Jean-Pierre Blackburn said 46 people have submitted applications under the amended program: 14 have been approved and the remainder are being reviewed.

"We are going in good process," Blackburn told The Daily Gleaner. "We are still meeting our goal to deliver an answer in less than one month."

Blackburn announced in December that the federal government is extending the deadline for submitting an application for a $20,000 ex gratia payment for veterans and civilians affected by the U.S. military's spraying of Agent Orange at Canadian Forces Base Gagetown during the 1960s. It's also modifying eligibility criteria.

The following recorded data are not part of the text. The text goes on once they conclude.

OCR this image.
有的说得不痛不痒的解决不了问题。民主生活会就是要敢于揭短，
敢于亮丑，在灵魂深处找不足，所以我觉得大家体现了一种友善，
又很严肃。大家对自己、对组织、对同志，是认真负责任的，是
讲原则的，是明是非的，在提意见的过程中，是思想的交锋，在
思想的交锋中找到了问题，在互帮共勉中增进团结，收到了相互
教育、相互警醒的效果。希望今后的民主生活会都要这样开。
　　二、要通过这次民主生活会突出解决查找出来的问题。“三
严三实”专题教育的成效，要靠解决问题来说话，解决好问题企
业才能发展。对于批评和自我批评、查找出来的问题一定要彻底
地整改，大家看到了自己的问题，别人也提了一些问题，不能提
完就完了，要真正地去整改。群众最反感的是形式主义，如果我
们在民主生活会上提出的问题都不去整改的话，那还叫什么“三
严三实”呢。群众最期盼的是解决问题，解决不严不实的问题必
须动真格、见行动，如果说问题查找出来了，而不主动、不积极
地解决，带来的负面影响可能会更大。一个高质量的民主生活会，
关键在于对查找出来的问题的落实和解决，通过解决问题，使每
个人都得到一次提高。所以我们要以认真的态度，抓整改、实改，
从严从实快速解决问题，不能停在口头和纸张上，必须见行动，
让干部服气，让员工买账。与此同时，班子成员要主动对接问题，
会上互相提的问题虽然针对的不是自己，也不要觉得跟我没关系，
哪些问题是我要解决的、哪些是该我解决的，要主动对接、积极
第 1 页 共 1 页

Applicants will have until June 30 to obtain a relevant medical diagnosis and they will no longer have to prove they were expecting that diagnosis before Feb. 6, 2006.

"We have sent 900 letters to the people who had an answer 'no' before to ask them if they agree (for us) to review their files," Blackburn said.

Also changed is the requirement for applicants who were being looked after by primary caregivers to have been alive Feb. 6, 2006, making it easier for widows and widowers to apply on behalf of a loved one who died before the ex gratia payment came into place.

"We still agree to deliver those ex gratia payments to widows and we deliver," Blackburn said. "It is going well. I am very pleased to have done this action for our people who are having those inconveniences with the Agent Orange."

Blackburn said a review is also ongoing of previously declined applications of which 112 have been approved.

To qualify, individuals must be diagnosed with a medical condition listed in the U.S. National Academy of Sciences' Institute of Medicine Update 2004. They must have worked at, trained at, been posted to, or lived within five kilometres of CFB Gagetown when Agent Orange was tested in 1966 and 1967.

The changes will allow approximately 1,140 people to receive the ex gratia payment, at a cost of about $24 million.

Widows on a War Path, the Oromocto area-group that has been battling the federal government for Agent Orange compensation, remains hopeful that everyone who deserves the ex gratia payment will get it.

"We are in watchful mode right now and we're waiting to see what they do," Bette Hudson, the group's leader, said.

Widows on a War Path was initially excluded from the $95.6-million compensation package announced in 2007 because their husbands didn't die within the parameters identified by the federal government.

Hudson's husband Sgt. Ralph Hudson, an artillery officer, was at Gagetown from 1964-66. He died of lung cancer in 2004 at the age of 64 and didn't qualify.

Hudson has since reapplied.

"According to Charlottetown (office of Veterans Affairs Canada), all of the papers are in order and it is in the stream, which means it's being processed," she said. "I feel like Ralph was worth something. It's not much, but like I have said before, they wouldn't have enough money up there to compensate me for what happened to him. But, for my family and me, this is a good beginning."

Hudson said she agrees with the call by the Agent Orange Association of Canada for a public inquiry into herbicide spraying at CFB Gagetown.

Among the other demands being made by the Agent Orange Association of Canada is for the years when agents Orange, Purple and White, along with other toxic herbicides, were sprayed, be changed from 1966-67 to 1956-84.

That's when these spray programs occurred, the association said.

Simon Forsyth, a media relations officer with Veterans Affairs Canada, said research conducted under the auspices of the Department of National Defence, and available on its website, indicates agents Orange, Purple, etc. (the unregistered herbicides) were only used for brief periods in the summers of 1966 and 1967.